Gut microbiota remodeling exacerbates neuroinflammation and cognitive dysfunction via the microbiota-gut-brain axis in prenatal VPA-exposed C57BL/6 mice offspring.

INTRODUCTION

Prenatal exposure to valproic acid (VPA) is a recognized risk factor for autism spectrum disorder (ASD)-like phenotypes, yet the mechanisms linking gut microbiota dysbiosis to neurodevelopmental impairments remain poorly understood. Emerging evidence implicates the microbiota-gut-brain axis as a critical mediator of neuroinflammation and cognitive deficits, but causal pathways in VPA-induced ASD models require systematic exploration. This study investigates how prenatal VPA exposure reshapes gut microbiota composition, exacerbates neuroinflammatory responses, and drives cognitive dysfunction through the microbiota-gut-brain axis in C57BL/6 mouse offspring.

METHODS

Prenatal VPA-exposed and control offspring underwent behavioral assessments (open field, three-chamber social interaction, marble-burying, and Morris water maze tests).
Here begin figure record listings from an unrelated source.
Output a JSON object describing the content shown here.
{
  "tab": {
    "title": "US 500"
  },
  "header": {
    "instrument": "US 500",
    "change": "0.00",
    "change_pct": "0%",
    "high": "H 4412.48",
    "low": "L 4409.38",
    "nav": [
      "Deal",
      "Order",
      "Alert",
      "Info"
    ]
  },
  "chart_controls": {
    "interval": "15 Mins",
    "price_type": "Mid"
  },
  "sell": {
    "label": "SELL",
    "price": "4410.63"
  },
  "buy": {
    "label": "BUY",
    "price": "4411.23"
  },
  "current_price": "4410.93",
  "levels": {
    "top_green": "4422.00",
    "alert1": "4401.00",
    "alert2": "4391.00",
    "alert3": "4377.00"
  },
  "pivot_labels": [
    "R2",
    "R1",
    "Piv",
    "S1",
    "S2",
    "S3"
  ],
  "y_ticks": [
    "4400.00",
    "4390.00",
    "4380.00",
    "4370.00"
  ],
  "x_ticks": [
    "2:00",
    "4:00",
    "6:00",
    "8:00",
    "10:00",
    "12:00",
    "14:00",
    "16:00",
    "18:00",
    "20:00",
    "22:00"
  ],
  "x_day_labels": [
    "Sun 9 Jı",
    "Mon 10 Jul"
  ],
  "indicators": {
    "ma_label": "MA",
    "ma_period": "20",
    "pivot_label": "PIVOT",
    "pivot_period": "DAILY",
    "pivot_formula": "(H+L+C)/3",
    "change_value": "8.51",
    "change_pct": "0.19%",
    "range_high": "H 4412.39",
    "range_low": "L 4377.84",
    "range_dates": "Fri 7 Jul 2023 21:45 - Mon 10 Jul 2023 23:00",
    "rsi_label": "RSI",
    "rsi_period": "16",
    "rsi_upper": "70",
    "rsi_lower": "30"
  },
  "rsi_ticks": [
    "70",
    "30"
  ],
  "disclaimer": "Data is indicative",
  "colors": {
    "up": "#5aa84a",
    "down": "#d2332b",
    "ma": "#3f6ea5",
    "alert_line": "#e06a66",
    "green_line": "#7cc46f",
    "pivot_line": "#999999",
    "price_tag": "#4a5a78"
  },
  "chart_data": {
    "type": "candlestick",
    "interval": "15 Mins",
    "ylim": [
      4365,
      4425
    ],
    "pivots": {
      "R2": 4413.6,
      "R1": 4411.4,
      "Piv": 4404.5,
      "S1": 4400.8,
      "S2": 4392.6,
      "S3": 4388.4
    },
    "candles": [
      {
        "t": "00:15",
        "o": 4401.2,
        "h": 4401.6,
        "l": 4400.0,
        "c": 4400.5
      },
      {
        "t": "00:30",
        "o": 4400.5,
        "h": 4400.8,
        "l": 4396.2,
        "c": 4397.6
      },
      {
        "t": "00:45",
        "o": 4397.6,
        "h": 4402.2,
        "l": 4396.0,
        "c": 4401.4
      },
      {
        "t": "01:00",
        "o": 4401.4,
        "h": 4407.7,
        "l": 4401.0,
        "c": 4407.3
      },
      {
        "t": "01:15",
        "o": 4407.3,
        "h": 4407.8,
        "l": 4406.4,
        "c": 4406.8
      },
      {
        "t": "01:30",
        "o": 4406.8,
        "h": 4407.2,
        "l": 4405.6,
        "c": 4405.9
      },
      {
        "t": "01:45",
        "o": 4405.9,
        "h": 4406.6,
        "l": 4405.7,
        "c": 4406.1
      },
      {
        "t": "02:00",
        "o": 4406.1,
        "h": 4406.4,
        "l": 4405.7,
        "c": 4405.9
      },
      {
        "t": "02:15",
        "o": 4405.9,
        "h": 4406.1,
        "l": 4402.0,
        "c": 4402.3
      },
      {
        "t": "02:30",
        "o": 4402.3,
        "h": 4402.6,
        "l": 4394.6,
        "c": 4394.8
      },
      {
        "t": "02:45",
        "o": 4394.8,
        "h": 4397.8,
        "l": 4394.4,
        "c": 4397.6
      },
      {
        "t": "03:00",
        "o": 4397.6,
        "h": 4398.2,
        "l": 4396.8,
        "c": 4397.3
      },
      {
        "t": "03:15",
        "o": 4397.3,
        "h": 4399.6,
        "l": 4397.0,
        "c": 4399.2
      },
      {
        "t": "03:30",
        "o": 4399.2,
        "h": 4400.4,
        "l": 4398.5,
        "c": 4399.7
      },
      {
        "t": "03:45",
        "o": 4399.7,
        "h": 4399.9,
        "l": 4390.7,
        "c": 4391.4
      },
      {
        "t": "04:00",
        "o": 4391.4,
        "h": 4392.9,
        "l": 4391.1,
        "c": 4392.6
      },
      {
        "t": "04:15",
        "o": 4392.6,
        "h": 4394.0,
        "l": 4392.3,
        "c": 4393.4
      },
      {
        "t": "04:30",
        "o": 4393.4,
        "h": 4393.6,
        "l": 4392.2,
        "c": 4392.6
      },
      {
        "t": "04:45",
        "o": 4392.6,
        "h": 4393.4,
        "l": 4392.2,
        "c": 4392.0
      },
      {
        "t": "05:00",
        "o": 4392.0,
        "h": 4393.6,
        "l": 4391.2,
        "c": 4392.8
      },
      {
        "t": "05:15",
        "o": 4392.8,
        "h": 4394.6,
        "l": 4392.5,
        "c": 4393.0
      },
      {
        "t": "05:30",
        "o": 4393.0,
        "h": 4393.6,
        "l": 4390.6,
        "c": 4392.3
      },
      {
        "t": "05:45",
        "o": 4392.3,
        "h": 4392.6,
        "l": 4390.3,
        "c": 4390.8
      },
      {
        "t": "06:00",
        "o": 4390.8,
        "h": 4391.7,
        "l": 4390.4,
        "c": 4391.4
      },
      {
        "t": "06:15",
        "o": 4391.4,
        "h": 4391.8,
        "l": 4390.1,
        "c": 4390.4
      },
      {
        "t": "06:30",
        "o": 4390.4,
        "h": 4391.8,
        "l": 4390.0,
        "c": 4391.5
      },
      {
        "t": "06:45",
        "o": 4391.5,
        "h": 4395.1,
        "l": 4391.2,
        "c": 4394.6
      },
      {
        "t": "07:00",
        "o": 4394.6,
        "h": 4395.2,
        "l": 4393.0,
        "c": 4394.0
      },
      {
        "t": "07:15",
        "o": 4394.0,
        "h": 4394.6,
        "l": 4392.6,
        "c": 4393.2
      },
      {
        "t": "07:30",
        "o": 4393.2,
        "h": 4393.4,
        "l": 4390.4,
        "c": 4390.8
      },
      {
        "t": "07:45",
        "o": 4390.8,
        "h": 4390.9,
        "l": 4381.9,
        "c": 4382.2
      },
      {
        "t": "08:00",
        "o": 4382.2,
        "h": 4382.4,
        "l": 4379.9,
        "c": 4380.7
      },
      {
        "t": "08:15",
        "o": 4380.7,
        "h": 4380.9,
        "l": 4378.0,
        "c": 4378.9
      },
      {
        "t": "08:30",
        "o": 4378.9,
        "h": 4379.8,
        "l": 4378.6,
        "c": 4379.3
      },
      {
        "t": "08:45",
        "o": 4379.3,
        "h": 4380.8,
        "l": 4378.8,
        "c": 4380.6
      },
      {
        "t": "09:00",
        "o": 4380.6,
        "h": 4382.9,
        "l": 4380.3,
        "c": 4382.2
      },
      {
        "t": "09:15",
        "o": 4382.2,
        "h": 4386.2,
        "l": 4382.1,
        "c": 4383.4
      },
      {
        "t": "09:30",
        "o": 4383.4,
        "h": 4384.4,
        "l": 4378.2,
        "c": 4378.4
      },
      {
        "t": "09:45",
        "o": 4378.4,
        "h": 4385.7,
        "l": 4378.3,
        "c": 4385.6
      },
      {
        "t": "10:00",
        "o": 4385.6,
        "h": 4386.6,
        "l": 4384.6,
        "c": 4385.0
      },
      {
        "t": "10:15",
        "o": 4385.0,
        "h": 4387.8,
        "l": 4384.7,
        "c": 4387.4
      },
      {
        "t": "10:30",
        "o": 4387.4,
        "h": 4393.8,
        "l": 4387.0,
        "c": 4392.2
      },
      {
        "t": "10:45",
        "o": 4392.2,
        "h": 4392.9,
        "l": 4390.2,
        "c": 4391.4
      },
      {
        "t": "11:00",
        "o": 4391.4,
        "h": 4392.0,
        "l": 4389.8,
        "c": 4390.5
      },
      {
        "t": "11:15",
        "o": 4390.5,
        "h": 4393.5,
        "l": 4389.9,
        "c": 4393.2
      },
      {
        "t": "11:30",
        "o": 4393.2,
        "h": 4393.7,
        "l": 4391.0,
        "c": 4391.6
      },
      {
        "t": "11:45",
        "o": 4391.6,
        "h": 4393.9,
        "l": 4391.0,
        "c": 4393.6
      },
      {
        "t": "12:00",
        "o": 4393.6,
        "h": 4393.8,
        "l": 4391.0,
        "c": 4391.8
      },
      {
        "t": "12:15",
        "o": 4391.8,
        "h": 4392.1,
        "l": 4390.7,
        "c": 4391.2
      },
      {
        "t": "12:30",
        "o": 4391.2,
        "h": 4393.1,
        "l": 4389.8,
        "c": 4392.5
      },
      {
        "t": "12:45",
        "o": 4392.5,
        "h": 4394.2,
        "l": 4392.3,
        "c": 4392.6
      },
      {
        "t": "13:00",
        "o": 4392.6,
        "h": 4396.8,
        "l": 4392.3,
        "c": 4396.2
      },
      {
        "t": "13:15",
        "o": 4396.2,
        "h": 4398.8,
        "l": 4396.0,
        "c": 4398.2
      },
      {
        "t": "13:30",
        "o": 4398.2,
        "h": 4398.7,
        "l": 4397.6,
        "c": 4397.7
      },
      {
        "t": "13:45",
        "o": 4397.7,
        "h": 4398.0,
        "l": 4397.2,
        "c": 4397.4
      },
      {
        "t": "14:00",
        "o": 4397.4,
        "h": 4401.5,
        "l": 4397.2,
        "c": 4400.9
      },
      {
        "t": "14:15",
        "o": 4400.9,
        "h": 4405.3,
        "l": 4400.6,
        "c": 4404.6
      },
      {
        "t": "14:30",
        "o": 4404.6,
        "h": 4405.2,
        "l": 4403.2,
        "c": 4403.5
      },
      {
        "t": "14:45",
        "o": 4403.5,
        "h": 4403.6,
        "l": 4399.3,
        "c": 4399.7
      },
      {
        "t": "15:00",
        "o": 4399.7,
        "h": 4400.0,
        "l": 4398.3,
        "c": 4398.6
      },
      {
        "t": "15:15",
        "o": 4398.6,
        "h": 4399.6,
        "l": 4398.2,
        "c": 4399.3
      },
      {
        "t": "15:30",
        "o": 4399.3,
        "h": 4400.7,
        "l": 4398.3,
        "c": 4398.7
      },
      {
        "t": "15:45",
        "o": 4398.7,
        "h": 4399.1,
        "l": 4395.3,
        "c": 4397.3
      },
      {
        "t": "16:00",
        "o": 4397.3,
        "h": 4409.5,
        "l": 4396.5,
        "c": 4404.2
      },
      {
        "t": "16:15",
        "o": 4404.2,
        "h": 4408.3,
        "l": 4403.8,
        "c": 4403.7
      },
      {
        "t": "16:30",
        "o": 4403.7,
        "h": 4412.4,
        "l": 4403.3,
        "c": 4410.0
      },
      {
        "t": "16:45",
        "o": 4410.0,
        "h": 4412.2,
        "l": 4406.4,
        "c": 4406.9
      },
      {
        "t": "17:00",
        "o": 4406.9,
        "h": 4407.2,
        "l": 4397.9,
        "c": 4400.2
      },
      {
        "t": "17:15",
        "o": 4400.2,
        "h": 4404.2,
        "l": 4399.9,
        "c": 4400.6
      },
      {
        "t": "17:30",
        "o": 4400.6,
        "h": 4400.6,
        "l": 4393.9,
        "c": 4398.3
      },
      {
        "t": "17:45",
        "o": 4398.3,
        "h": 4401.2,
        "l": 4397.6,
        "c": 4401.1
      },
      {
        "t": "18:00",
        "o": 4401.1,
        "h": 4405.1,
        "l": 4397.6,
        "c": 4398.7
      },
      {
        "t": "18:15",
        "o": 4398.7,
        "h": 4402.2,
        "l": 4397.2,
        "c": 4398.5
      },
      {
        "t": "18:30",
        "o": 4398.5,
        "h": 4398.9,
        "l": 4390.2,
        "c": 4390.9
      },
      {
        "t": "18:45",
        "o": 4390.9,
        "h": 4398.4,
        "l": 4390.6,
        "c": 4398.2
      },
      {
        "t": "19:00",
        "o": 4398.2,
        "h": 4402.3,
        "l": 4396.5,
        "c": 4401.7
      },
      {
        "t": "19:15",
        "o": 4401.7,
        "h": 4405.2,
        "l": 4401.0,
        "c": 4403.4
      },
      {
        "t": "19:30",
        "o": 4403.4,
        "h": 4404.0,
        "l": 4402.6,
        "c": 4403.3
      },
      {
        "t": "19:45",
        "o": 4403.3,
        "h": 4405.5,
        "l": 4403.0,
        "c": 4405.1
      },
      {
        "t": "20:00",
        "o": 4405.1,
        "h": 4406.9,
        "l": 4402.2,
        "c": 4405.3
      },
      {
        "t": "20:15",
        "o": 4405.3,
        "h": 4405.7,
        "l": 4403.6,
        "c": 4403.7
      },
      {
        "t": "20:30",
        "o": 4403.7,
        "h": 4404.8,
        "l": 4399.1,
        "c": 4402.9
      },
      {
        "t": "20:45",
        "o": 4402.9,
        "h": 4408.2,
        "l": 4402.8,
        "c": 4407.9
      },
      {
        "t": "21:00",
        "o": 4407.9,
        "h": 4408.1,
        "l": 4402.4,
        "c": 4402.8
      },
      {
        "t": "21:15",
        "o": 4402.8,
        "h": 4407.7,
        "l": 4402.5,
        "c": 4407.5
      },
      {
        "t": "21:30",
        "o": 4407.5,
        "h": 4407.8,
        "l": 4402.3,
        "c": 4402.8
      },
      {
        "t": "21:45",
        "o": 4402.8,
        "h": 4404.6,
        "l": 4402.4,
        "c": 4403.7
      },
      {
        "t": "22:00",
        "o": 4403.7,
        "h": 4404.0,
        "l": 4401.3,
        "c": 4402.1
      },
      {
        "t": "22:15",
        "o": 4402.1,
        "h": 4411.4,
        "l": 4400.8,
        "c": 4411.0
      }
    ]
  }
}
Neuroinflammatory cytokines (IL-1β, IL-6, TNF-α, IL-10), oxidative stress markers (GSH, SOD, MDA), and microglial activation (Iba1 immunofluorescence) were quantified. Gut microbiota profiles were analyzed via 16S rRNA sequencing, with functional pathway predictions using PICRUSt2 and KEGG databases.

RESULTS

VPA-exposed mice exhibited ASD-like behaviors, including social deficits, repetitive stereotypic actions, and impaired spatial memory. Neuroinflammation was marked by upregulated pro-inflammatory cytokines (IL-1β, IL-6, TNF-α) and microglial hyperactivation, alongside suppressed antioxidant systems (GSH, SOD). Gut microbiota analysis revealed dysbiosis characterized by reduced Bacteroidia and enriched Clostridia, with diminished short-chain fatty acid (SCFA)-producing taxa (e.g., Oscillibacter). Co-occurrence networks highlighted disrupted microbial interactions, while functional profiling indicated impaired carbohydrate metabolism and elevated neurotoxic pathway activity.

DISCUSSION

Prenatal VPA exposure induces gut microbiota remodeling that exacerbates neuroinflammation and cognitive dysfunction via the microbiota-gut-brain axis. This study provides evidence for linkages between taxonomic and metabolic gut dysbiosis and ASD-like pathophysiology, underscoring the therapeutic potential of microbiota-targeted interventions for neurodevelopmental disorders.